The "Jack's Lantern" looks very cute and lovely, and it could be made out as following steps: Take a pumpkin and hollowed out it, then engraved smiling eyes and a big mouth on the outside, then put a candle in and lit it, so people could able to see this naive and smiling face faraway.
When have dressed up fully, groups of children acted as various demons and ghosts and carried with "Jack lanterns", they ran in front of the doors of their neighbors and shouted threatened: "Trick or Treat", "Money or Eat". If the adults do not treat them with candies or small changes, those naughty children will keep their word: All right, No Treat, Just trick with you. They sometimes painted soaps on their door handles, and sometimes painted colors on their cats. These small pranks often made adults hilarious much. Of course, most of peoples are very happy to treat their innocent little guests. So on the eve of Halloween the children could always get a plump stomach and a full pocket back.
The most popular play on the eve of Halloween is "Biting Apples". In the game, people will put some apples floating in the water with a big basin, and then let the children to bite at these apples without using their hands, and the winner is the first one who bit an apple successfully.
In addition, to adults, Halloween is also a happy night could make the fantasies come to true. Lower Manhattan is no exception as New Yorkers turn out en masse to the Greenwich Village Halloween Parade. They come for the entertainment to see the parade's main playact - paper puppets bobbing above the crowds, and to indulge in an elaborate game of dress-up.

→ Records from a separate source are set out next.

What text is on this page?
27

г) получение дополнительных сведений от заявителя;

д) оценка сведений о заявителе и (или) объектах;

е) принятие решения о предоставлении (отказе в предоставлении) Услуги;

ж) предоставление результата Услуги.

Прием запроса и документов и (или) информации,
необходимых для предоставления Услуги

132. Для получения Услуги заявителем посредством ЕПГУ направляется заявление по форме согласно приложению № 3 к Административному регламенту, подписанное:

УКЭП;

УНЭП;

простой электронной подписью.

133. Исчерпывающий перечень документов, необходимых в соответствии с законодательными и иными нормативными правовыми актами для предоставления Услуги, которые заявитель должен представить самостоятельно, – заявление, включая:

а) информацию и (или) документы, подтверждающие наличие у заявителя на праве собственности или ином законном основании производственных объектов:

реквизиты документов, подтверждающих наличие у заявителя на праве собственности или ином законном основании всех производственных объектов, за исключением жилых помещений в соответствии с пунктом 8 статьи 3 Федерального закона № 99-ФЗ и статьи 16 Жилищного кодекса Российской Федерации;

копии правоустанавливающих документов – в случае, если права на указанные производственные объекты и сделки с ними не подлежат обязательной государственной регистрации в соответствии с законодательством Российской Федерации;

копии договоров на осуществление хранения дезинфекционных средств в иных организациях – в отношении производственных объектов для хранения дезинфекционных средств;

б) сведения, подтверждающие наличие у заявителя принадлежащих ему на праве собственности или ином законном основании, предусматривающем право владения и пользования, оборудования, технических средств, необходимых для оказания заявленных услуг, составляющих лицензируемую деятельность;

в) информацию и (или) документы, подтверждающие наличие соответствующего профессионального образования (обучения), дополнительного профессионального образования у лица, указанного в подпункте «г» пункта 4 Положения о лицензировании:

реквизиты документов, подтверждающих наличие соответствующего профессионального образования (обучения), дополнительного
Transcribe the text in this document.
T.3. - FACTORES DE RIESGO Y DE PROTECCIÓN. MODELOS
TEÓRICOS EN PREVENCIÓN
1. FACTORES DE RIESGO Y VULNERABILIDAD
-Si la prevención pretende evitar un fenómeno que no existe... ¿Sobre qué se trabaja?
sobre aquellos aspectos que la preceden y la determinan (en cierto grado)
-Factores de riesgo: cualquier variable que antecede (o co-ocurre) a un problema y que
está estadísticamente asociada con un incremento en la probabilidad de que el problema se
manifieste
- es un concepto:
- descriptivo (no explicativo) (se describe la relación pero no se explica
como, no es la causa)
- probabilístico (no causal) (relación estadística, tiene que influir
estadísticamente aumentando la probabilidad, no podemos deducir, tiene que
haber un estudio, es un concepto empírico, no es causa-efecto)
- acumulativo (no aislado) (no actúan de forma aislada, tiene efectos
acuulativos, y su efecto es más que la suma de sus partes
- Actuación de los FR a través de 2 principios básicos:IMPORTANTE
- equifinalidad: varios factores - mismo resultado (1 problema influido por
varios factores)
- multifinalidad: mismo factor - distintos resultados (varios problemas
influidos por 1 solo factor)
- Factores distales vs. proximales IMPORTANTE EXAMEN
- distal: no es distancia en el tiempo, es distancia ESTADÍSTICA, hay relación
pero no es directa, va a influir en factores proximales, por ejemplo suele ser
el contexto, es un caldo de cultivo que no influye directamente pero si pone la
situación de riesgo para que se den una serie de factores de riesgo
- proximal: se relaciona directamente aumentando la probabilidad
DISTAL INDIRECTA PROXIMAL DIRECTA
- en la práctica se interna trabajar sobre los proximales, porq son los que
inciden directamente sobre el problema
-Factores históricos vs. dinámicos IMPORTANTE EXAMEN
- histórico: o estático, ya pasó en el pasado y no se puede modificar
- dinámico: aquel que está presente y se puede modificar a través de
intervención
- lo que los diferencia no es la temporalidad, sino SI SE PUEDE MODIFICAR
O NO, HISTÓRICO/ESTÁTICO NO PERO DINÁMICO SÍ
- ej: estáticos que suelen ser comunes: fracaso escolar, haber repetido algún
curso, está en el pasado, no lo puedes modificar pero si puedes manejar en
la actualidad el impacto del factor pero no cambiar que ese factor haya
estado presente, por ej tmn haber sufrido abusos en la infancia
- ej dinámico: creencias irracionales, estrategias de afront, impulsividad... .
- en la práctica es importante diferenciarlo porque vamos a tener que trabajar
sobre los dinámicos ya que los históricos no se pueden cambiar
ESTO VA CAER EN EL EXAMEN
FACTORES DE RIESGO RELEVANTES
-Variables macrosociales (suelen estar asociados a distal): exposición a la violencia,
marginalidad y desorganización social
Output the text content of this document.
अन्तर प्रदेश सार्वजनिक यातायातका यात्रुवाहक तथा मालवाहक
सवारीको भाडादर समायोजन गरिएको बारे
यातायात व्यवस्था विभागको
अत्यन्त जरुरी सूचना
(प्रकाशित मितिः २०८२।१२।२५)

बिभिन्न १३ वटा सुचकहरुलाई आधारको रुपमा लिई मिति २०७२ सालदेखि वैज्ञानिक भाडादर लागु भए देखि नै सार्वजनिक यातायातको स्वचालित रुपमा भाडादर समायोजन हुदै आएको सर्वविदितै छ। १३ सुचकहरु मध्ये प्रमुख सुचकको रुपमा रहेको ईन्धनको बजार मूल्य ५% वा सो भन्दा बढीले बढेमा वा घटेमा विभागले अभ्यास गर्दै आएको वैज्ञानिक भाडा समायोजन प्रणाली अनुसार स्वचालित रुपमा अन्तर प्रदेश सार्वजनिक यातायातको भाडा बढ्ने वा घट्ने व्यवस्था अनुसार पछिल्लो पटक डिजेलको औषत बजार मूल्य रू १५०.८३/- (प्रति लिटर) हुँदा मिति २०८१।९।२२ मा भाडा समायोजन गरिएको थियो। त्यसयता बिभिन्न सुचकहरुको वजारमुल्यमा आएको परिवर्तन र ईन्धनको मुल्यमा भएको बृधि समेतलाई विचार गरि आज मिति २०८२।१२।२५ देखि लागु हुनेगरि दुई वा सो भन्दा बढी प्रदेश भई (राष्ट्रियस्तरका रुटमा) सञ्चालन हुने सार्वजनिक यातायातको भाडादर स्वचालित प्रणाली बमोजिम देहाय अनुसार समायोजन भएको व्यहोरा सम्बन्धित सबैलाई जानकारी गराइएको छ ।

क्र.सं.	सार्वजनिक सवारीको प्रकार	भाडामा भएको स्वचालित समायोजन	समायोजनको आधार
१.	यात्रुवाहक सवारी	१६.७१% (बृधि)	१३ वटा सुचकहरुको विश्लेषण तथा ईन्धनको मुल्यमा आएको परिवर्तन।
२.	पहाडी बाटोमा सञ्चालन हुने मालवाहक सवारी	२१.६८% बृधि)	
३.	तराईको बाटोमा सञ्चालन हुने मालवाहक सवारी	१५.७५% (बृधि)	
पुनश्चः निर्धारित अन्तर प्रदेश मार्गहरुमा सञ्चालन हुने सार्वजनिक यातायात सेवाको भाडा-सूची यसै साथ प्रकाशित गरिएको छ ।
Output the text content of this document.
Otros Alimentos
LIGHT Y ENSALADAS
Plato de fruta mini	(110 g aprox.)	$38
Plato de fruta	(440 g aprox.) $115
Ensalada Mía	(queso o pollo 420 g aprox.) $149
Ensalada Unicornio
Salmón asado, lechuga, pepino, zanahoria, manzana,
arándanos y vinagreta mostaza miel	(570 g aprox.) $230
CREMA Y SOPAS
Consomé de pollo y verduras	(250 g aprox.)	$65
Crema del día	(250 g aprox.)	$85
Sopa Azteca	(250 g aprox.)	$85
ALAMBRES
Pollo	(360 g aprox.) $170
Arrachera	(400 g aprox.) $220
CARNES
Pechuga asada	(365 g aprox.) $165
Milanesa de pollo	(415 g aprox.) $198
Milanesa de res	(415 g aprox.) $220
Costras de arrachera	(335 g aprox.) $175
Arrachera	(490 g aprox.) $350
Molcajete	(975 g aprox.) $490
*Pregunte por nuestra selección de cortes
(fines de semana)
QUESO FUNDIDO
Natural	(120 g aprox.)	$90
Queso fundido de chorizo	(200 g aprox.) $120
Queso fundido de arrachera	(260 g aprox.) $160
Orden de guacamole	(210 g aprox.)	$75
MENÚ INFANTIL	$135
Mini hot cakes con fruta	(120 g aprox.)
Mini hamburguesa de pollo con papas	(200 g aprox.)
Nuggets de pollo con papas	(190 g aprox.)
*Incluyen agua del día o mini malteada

Everyday rules are temporarily suspended and thousands of costumed New Yorkers parade in the streets without fear of being judged. Men in hats (and little else) walk alongside kazoo-playing old ladies. No one is worried by the bizarre or weird, because at the Village Parade, Halloween is a night when anything goes.
Anything but crime, that is. Halloween, a night of mayhem in most other U.S. cities, is peaceful in Greenwich Village. The joyous spirit of the partygoers results in a night when crime is lower than on any other night of the year. This proves, in more ways than one, that Halloween is when one's wildest fantasies can come true for New Yorkers.